I'm trying to be guardedly optimistic, but having just gone through what you describe (though I had bad valve clatter), I am also trying to prepare you for the worse.
Are you observing 10K mile oil change intervals (OCIs)?
I would suggest going to 5k mile OCIs going forward.
Make sure only fully synthetic 502.00/505.00 5W-40 or 0W-40 oil is used.
You could try this:
Do an oil and oil filter change, and hope that the CEL goes out and the idle returns to normal.
That could take 250+/- miles.
It has worked for other people.
I tried that - the idle did smooth, but the CEL stayed on.
Ultimately, VW found the P0011 code was still there, plus intake cam position sensor - implausible signal, and multiple misfires on cylinders 1, 2, 3 , & 4.
All codes related to Bank 1 (passenger side).
Try typing in w8forum.dk and see if you get to it - maybe hyperlinks aren't working?


----------



## vwportal (Jan 1, 2007)

*Re: Help!! Engine light (Brokecollegestudent)*

I have an 04 W8 6sp manual and oddly enough mine started doing the same thing this morning and emissions light went off.
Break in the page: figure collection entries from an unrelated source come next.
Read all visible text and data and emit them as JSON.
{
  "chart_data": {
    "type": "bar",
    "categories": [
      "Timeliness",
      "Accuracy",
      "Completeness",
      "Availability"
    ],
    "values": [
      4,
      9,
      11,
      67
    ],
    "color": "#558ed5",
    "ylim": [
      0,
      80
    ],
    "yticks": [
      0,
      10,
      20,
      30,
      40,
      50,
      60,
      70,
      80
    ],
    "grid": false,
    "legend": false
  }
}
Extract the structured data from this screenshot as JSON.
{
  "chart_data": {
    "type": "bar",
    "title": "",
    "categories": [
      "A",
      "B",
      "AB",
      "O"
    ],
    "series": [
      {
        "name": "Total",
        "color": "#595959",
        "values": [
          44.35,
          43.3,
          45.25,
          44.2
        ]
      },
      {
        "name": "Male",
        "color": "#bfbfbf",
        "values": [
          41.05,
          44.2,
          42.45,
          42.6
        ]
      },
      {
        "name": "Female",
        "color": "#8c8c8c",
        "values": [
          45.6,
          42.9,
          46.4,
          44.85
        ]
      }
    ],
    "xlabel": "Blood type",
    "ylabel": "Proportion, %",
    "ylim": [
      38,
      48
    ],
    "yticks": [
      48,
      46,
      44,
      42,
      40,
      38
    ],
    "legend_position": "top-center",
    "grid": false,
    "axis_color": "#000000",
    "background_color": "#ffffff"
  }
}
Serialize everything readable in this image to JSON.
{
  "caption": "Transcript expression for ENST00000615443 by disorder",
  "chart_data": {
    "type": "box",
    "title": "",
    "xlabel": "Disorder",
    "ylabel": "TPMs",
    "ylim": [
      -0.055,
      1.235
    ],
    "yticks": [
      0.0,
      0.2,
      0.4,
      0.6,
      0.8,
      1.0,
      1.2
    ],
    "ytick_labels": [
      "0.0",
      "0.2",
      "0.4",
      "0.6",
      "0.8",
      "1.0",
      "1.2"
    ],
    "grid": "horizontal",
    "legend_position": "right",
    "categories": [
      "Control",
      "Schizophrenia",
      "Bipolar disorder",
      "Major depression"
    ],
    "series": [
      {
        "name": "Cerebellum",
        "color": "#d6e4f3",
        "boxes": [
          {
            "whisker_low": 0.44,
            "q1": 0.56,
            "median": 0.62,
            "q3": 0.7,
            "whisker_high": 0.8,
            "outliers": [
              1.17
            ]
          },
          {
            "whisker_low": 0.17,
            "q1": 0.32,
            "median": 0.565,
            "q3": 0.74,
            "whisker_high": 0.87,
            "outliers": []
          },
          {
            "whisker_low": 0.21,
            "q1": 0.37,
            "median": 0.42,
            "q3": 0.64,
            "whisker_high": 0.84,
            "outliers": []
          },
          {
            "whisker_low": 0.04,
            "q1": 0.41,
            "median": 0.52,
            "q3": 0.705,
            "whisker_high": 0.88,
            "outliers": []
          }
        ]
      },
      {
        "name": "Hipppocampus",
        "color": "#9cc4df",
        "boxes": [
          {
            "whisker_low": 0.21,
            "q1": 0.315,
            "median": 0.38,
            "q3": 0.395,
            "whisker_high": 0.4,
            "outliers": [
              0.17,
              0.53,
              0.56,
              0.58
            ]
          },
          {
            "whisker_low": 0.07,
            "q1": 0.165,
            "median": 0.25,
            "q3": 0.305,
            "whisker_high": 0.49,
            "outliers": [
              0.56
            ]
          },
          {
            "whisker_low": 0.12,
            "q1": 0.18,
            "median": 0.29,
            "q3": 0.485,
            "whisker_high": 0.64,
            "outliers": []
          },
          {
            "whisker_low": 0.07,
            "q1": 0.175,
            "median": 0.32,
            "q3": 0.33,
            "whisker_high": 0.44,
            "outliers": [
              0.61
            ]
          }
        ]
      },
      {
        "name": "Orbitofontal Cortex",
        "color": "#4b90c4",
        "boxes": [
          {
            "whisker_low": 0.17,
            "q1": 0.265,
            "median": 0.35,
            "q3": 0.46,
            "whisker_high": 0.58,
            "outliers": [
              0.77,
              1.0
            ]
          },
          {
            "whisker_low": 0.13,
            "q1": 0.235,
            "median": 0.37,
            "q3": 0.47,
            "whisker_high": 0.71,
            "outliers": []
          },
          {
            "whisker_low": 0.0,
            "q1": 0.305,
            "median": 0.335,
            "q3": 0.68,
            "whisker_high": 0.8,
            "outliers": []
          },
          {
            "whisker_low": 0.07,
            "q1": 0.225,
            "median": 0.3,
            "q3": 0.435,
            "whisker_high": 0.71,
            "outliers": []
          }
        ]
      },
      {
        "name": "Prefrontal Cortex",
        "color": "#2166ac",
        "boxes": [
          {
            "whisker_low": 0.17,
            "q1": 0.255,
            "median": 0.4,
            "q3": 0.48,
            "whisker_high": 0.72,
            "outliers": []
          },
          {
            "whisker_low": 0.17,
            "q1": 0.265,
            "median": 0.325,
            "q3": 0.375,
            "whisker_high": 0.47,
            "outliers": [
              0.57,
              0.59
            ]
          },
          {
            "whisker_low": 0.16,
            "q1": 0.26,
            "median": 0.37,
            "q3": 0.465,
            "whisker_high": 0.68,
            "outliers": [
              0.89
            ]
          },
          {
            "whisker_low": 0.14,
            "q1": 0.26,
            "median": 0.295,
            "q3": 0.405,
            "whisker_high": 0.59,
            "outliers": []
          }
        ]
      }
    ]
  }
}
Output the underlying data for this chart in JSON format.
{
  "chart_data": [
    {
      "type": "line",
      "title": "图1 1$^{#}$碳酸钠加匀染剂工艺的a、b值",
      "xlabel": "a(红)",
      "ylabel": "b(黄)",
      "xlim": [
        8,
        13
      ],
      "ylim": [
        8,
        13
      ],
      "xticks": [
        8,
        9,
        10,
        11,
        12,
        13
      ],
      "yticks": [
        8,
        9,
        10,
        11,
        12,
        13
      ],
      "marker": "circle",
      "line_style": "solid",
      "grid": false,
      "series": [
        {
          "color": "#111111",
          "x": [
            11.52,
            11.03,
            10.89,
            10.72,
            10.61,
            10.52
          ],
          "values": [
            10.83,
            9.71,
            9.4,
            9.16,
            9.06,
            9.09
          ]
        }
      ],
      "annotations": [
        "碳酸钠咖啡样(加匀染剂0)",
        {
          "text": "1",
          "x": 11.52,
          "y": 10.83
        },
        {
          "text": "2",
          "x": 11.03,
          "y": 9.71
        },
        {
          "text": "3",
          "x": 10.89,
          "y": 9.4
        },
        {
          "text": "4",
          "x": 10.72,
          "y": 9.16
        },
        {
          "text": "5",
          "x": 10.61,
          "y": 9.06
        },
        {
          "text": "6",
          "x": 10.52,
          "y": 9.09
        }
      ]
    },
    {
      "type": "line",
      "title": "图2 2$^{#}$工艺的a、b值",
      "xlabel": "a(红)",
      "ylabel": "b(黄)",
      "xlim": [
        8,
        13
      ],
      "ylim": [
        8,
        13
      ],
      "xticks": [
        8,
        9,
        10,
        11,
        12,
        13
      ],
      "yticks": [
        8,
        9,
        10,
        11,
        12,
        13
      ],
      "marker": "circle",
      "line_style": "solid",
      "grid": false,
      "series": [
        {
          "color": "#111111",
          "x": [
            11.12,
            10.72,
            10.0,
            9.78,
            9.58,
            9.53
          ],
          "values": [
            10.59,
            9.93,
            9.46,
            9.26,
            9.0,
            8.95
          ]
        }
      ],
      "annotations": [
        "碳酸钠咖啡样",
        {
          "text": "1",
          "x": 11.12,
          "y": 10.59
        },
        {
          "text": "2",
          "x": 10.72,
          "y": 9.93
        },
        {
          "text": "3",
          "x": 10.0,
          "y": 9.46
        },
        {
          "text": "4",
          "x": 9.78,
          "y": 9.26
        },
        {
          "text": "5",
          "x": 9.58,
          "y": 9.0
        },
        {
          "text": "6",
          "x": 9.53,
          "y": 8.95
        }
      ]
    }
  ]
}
This happened a lot with my Tuareg, most of the time it the O2 sensor for emissions, your exhaust probably smells rich like mine. I'm taking my car to the dealer this evening and I'll post an update.


----------



## remmyGLI (Jan 17, 2008)

*Re: Help!! Engine light (vwportal)*

best thing to do is get the car scanned with a vag com. could be as mentioned as above or could simply be a ignition coil.


----------



## BlueSteW8 (Jan 27, 2008)

*Re: Help!! Engine light (remmyGLI)*

A good number of auto parts stores will pull your code(s) for free.
Autozone, Checker, Pep Boys, etc.
The code(s) tell the story - not many W8 rough idles problems are as easy as a coil & spark plug change.
(My W8 was an early production MY2003 with a 6/2002 build date - all 8 ignition coils were replaced under the recall campaign before I owned it)


----------